Western accounts of China’s interaction with Africa, blighted by a loss of influence, are overwhelmingly negative. Refreshingly, The Dragon’s Gift, by Deborah Brautigam is much more nuanced in its account of Sino-African interaction, the geopolitical hot potato of the 21st century.
While to some extent the title of the book gives away where Brautigam stands on the issue of Chinese investment and aid in Africa, the provocative title must be seen as something of a tongue-in-cheek jibe at the discourse promoted by Western media and academia. The book does not fall into the trap of characterising China’s interests as either good or evil. Instead it makes use of specific, empirical examples to intriguingly argue that despite the numerous ‘challenges and opportunities’ arising from Chinese aid and investment, offering Africa an olive branch for development is a central tenet of Chinese engagement. In teaching African states the lessons of China’s own developmental experiences, China is acting on its win-win rhetoric, and creating a partnership that is beneficial to both parties; Africa gets prospects for development through knowledge transfer and large-scale Chinese investments, while China gains access to new markets, natural resources, and acquires political currency in the continent.
Brautigam’s experiences of living in Africa and Asia and of researching in numerous African countries are obvious throughout this immaculately researched book. Such emipirical evidence lends credence to Brautigam’s argument and is testament to her strong local knowledge in Africa and vast array of reputable contacts. The careful attention paid to local businesses like wax print fabric industries in Nigeria and hide tanners in Ethiopia creates a richness that forces a re-conceptualisation of the orthodox views of China in Africa. Brautigam is unafraid to use examples that might be seen to strengthen China's critics such as job losses in African manufacturing industries, but she also shows a bold assertiveness in highlighting the promise of African industrialisation through Chinese engagement.

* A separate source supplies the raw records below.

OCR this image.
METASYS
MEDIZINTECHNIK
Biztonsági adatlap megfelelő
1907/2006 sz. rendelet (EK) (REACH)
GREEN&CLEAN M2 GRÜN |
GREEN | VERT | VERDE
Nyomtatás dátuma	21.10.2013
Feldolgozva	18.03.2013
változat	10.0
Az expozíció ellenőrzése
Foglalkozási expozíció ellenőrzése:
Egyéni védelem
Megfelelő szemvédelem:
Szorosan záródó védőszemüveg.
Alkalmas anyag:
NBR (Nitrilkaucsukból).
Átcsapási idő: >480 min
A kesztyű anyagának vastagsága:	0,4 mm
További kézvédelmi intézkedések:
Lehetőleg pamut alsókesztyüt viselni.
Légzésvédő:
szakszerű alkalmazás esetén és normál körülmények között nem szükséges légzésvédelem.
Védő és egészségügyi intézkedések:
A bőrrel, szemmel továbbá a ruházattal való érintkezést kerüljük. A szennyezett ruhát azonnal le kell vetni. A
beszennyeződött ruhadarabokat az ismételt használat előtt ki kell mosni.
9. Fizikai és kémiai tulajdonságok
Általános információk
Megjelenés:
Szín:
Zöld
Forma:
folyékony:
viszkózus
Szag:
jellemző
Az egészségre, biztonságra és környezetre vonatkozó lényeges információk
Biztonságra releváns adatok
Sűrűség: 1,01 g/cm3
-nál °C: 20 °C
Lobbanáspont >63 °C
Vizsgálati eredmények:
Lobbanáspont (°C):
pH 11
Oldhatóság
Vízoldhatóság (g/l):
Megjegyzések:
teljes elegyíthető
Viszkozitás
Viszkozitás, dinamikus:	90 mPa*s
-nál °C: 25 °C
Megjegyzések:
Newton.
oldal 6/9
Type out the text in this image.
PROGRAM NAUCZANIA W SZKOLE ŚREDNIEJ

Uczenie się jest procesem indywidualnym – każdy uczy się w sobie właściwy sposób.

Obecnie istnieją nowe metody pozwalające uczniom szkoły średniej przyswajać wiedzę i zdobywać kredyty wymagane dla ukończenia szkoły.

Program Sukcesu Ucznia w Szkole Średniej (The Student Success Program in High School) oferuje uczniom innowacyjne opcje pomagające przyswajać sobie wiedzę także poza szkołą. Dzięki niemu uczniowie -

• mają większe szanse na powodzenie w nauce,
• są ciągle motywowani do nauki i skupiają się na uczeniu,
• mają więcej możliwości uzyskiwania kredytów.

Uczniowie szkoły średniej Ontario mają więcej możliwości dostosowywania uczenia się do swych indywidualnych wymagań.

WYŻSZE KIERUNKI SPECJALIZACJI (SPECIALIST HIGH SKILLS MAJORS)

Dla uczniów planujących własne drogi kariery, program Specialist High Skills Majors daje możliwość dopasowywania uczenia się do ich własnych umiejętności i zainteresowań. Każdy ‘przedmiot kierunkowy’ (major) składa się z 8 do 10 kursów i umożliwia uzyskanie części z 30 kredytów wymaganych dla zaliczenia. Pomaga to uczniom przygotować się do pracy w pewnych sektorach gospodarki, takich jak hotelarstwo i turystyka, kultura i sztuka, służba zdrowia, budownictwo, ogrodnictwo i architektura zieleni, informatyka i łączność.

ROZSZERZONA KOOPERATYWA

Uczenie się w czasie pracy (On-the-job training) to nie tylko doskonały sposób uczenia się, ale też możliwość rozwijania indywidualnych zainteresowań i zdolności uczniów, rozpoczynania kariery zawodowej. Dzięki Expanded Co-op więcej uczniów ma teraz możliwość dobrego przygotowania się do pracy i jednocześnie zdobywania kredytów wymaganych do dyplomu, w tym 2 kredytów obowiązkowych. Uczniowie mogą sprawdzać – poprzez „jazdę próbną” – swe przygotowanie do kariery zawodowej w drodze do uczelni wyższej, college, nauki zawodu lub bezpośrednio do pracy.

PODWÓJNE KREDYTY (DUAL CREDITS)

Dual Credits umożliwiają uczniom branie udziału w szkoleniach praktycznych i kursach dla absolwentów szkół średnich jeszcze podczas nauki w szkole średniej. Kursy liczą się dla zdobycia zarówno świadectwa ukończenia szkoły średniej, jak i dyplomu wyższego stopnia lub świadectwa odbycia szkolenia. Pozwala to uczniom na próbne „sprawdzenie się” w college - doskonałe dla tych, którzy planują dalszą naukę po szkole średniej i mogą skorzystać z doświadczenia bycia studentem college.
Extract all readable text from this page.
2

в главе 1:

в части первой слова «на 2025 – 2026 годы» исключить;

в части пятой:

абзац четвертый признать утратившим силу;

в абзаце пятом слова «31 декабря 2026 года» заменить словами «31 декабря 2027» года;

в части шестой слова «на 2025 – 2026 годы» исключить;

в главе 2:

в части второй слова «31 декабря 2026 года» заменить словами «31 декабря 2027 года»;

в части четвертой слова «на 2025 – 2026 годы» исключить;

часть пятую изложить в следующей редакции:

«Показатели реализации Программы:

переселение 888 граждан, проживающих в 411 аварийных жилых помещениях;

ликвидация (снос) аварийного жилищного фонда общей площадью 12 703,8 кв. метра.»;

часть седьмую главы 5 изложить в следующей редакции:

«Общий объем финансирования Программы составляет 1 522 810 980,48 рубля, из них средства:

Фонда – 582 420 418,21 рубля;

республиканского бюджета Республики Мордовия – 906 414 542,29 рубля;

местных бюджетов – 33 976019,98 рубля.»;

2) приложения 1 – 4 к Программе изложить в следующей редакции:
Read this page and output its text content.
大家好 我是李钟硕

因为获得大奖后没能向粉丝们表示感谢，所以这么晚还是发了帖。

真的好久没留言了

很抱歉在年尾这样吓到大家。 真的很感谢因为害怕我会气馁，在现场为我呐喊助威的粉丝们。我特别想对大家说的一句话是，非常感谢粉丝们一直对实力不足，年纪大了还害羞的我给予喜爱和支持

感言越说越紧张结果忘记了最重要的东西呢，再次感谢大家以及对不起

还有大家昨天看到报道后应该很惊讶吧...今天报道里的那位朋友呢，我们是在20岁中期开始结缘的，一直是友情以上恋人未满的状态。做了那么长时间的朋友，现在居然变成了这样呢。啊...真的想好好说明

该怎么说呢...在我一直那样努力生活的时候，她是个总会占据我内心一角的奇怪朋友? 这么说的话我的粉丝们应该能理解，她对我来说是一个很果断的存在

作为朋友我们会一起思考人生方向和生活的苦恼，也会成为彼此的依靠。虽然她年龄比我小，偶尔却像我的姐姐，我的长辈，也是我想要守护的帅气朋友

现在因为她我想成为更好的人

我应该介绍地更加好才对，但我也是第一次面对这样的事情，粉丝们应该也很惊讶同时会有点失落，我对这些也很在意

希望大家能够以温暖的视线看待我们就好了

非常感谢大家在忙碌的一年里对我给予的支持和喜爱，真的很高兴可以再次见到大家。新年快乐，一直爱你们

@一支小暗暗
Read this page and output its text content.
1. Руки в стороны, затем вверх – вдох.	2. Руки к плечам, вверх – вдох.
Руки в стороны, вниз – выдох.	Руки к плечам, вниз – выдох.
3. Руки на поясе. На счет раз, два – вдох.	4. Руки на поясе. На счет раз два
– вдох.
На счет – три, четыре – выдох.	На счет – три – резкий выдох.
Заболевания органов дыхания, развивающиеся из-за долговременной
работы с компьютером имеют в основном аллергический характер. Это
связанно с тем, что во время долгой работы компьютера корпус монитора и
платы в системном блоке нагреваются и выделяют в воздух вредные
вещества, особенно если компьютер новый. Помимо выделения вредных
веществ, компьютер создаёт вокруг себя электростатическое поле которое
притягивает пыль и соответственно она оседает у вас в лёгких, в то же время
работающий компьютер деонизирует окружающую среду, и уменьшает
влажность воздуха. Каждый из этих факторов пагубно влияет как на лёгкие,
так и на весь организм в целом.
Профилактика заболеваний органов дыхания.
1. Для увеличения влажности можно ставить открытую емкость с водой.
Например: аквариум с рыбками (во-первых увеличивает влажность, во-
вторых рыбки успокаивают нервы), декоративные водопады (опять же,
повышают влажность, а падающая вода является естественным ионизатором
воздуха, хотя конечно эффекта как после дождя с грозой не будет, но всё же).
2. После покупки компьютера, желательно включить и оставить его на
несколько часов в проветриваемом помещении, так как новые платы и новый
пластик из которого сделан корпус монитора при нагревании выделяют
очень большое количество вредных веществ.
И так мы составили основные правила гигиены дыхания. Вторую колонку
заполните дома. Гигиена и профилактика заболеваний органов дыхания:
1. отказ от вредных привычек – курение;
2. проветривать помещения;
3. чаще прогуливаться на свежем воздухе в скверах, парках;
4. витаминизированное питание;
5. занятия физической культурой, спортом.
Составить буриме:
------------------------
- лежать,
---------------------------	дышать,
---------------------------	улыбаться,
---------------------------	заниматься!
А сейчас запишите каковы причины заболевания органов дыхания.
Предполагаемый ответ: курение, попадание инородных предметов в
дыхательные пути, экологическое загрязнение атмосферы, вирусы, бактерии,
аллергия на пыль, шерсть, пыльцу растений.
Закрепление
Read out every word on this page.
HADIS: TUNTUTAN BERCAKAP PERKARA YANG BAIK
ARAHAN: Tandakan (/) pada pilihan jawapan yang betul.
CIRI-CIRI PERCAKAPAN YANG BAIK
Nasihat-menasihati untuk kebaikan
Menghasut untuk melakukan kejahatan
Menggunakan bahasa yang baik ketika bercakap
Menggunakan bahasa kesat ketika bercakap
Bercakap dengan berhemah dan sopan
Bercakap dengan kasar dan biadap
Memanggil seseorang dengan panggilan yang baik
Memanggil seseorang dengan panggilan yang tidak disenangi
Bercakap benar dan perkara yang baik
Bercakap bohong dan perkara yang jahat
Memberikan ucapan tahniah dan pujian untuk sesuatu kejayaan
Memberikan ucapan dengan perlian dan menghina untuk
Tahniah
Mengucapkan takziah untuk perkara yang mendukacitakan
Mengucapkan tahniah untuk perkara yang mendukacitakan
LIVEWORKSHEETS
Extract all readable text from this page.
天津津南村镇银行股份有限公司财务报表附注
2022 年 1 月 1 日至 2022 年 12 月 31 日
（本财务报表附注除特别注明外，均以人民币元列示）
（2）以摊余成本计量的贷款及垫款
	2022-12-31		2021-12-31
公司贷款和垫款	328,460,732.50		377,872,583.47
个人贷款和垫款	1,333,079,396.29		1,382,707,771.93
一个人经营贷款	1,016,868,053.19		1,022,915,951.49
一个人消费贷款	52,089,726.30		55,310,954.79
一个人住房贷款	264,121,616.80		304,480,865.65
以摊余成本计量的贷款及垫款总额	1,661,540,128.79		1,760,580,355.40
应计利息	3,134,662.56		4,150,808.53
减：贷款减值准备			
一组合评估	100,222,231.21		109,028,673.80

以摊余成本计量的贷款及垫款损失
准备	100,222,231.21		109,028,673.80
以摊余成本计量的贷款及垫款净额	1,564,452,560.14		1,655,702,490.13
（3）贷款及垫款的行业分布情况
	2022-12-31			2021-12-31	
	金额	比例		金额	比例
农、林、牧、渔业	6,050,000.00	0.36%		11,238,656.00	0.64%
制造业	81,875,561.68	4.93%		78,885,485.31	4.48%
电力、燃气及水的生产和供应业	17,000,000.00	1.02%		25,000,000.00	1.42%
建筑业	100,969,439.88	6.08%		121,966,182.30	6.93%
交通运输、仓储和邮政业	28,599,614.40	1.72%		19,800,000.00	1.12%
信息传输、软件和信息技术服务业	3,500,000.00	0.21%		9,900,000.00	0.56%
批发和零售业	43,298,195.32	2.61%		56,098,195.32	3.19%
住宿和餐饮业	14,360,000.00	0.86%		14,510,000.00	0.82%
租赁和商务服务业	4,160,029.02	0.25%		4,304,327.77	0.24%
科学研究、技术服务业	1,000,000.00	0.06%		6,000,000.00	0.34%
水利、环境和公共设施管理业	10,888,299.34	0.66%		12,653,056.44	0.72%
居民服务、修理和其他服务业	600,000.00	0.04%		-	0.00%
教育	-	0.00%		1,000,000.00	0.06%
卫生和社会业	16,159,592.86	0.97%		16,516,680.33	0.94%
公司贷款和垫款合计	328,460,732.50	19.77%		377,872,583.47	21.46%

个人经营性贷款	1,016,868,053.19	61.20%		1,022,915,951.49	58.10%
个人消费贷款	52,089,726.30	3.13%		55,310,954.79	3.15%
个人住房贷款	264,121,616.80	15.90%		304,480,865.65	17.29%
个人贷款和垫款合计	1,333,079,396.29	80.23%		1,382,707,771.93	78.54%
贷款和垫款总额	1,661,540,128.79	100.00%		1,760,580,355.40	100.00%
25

The book offers insightful analysis into how China’s attempts to move up the economic value-chain may lead to labour-intensive industries moving into Africa, as part of an economic paradigm known as the “flying geese” model. The book hones in on some of China’s promised investments in Africa in the form of Export Processing Zones (EPZs), also called Special Economic Zones, in countries as varied as Nigeria, Mauritius, and Zambia. Undoubtedly technology transfer and joint-ventures between African and Chinese companies are crucial to long-term African development goals; however, the book needs to more convincingly argue that these processes are underway. The book would have benefited from more honesty on the Chinese aversion to sourcing local inputs, and could also have done more to negate persistent fears that EPZs simply create enclave economies with no real benefit for the wider economy.
Furthermore, the book is silent on the inequalities EPZs have created within China itself; one cannot talk of an African Shenzhen without being open about the costs of such economic policies in terms of economic inequality. In promoting the positives of Chinese investment the book begins to fall into the very trap of "unreality" that Brautigam seeks to avoid, because it overlooks economic factors such as China’s vastly underdeveloped interior which is a more likely destination for China’s relocating mature industries than African states with higher labour costs and poor infrastructure. In seeking to avoid the exaggerated fears of Chinese engagement it is important not to then turn full-circle by overemphasising the opportunities that China offers.
On aid, the book offers a rigorous statistical analysis of the sums of official and unofficial aid flowing from China to Africa, although given the secrecy of China’s development assistance it is important to treat the book’s stats as an estimate rather than a fact. Brautigam is right to draw attention to the vastly exaggerated sums of Chinese aid in Africa, and her argument benefits from a sense of perspective that is all too often missing in such debates. While China has often been accused of pursuing an aid programme characterised as having "no-strings attached", it is interesting to understand the genuine ideological underpinnings behind Chinese aid policy. The rejection of a one-size-fits-all approach is not simply a matter of political convenience, but a belief that economic and political policies must be appropriate to a specific country if they are to be successful.
The central line of argument throughout the book is that Chinese activities in Africa have not only been misrepresented, but simply fail to acknowledge the numerous positives on the balance sheet of Sino-African relations. The biggest strength of Brautigam’s work is its hard-hitting analysis of what she labels the "myths and realities" of Chinese engagement in Africa. The book must be applauded for the numerous occasions in which it lays bare the factual inaccuracies of stories regarding China in Africa, such as wildly exaggerated claims regarding Chinese investment in cultivatable Zimbabwean land and constant finger pointing over corruption allegations.
Ultimately the book concludes with the sort of perspicacity that the Chinese are renowned for. China is in Africa for the long-term. Maintaining a relationship which is beneficial to Africa will require African leaders making the right decisions and maintaining relations that are strategically beneficial both economically and politically.